The Marvelettes, three powerful political insiders in Orangeburg, S.C. — Labrena Aiken-Furtick, Gilda Cobb-Hunter and Baraka Cheeseboro — spoke with Michele Norris about negative reaction to the injection of race into Democratic primary politics.

The Marvelettes say that most of their difficulties come, not from being a woman, but for being black. Baraka says, "they speak of the question, am I black or female? Black women are being forced to chose. Most of the problems that I have had come from being black, not a woman. They also speak about what legacy they want to leave their children and the question of whether they are willing to vote against someone who will advance the lives of people of color."

This is why I have had an easier time relating to the civil rights and gay movements than the feminism movement.
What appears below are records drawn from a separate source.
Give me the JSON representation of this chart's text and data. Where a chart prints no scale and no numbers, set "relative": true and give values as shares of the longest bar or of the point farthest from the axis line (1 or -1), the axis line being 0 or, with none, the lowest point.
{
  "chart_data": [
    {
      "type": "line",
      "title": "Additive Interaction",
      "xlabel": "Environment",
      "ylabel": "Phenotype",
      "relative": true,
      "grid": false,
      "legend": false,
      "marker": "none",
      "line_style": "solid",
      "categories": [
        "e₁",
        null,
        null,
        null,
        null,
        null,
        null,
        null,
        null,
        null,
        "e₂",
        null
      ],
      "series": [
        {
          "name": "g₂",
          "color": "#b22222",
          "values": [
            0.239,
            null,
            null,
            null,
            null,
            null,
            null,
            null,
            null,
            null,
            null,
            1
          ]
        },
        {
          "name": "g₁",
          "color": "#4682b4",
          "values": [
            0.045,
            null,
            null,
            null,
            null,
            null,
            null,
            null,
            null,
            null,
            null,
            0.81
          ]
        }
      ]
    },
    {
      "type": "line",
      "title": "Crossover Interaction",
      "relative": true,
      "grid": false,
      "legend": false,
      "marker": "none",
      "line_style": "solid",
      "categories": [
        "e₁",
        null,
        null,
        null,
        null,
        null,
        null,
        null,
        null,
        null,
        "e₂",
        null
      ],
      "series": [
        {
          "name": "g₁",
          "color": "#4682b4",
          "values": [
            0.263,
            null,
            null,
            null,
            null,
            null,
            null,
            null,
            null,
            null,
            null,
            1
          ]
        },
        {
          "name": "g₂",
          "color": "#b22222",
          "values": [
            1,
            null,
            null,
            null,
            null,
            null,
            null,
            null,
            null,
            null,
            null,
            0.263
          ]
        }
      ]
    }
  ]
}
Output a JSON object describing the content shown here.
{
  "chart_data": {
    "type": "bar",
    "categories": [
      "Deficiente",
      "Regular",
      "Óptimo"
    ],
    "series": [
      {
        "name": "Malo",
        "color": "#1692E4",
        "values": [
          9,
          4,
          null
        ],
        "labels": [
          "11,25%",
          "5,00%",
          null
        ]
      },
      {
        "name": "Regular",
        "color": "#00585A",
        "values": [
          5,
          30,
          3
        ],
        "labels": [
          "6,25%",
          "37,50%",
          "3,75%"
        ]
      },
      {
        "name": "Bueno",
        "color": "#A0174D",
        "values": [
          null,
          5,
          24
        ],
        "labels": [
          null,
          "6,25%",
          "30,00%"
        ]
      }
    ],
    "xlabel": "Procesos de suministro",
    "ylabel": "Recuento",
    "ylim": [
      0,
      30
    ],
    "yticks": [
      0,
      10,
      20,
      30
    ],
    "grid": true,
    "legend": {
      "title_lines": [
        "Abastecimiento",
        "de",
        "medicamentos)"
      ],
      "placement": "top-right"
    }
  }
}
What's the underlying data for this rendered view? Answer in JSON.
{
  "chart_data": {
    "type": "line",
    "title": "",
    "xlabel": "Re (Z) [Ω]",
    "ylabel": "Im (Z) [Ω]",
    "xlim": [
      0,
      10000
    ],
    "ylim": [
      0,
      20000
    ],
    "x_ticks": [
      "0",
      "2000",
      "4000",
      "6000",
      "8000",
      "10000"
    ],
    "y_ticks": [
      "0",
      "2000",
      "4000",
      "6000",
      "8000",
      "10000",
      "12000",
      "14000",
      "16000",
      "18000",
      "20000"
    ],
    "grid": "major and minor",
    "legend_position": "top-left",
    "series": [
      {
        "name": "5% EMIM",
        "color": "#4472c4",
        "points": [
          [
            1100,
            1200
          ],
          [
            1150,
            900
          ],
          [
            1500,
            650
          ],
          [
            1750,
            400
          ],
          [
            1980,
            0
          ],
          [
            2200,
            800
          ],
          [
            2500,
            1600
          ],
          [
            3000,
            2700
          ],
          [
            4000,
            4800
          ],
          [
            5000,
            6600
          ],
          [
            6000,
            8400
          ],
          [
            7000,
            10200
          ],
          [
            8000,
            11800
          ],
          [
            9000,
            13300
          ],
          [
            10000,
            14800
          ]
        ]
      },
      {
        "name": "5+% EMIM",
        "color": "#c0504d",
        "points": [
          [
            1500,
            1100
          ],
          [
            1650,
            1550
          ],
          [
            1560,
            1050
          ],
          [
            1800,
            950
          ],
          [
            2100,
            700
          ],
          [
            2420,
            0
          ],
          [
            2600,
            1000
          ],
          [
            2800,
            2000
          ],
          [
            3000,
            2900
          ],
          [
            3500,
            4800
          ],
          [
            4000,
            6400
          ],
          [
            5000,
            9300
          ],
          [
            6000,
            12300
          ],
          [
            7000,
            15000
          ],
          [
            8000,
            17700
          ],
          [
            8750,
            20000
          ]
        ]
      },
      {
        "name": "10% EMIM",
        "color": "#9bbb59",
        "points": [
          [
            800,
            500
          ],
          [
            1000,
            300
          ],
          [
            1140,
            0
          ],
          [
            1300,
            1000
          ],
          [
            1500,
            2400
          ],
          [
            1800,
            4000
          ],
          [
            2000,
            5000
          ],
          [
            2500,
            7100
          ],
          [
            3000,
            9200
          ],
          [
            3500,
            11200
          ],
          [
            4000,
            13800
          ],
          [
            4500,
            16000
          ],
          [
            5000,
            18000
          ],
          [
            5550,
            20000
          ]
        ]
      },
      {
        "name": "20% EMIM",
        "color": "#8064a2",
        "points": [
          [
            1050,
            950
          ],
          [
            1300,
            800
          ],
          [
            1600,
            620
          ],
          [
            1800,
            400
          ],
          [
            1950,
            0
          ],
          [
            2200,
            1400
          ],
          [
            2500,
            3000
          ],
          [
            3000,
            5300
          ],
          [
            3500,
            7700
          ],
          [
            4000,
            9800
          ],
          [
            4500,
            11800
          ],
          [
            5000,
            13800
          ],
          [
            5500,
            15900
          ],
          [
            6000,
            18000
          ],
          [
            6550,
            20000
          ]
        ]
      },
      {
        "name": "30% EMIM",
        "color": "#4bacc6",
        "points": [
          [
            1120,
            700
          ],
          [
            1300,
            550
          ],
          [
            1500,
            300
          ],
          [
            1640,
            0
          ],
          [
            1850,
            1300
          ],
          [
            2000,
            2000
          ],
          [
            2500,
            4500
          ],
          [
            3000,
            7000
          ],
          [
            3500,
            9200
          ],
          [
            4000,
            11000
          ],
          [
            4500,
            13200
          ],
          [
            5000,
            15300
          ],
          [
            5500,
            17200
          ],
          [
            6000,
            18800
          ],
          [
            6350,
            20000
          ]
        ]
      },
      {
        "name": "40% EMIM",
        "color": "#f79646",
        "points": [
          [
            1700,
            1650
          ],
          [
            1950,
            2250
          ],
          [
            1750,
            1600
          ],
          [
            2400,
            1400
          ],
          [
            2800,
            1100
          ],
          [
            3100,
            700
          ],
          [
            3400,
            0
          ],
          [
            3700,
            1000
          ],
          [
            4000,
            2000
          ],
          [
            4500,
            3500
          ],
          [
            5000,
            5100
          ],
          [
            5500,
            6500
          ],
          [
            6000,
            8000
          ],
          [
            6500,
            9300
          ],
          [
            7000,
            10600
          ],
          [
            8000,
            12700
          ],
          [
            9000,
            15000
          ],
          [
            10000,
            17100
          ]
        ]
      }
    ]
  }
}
I will not be disrespectful of the feminist movement, but, like these African-American activists, what has happened to me a disabled person has been so profoundly worse than what has happened to me as a woman. I can't even see any gender prejudice, because I'm so busy dealing with the other. If I had the choice between a able-bodied woman and a crippled man, I'd probably vote for the guy too.

Our country is in a strange time. While it is exciting to see two 'minorities' running for president, we cannot lose sight of the bigger picture. Who will stop the war -- not matter if their skin is black or they wear skirts.

1 comment:

Pearl said...

Interesting post. I was glad to read the review of your book too. A Man and a Woman Standing in the Rain in Front of a Candy Store sounds lovely. I'll try to remember to swing by your blog more often.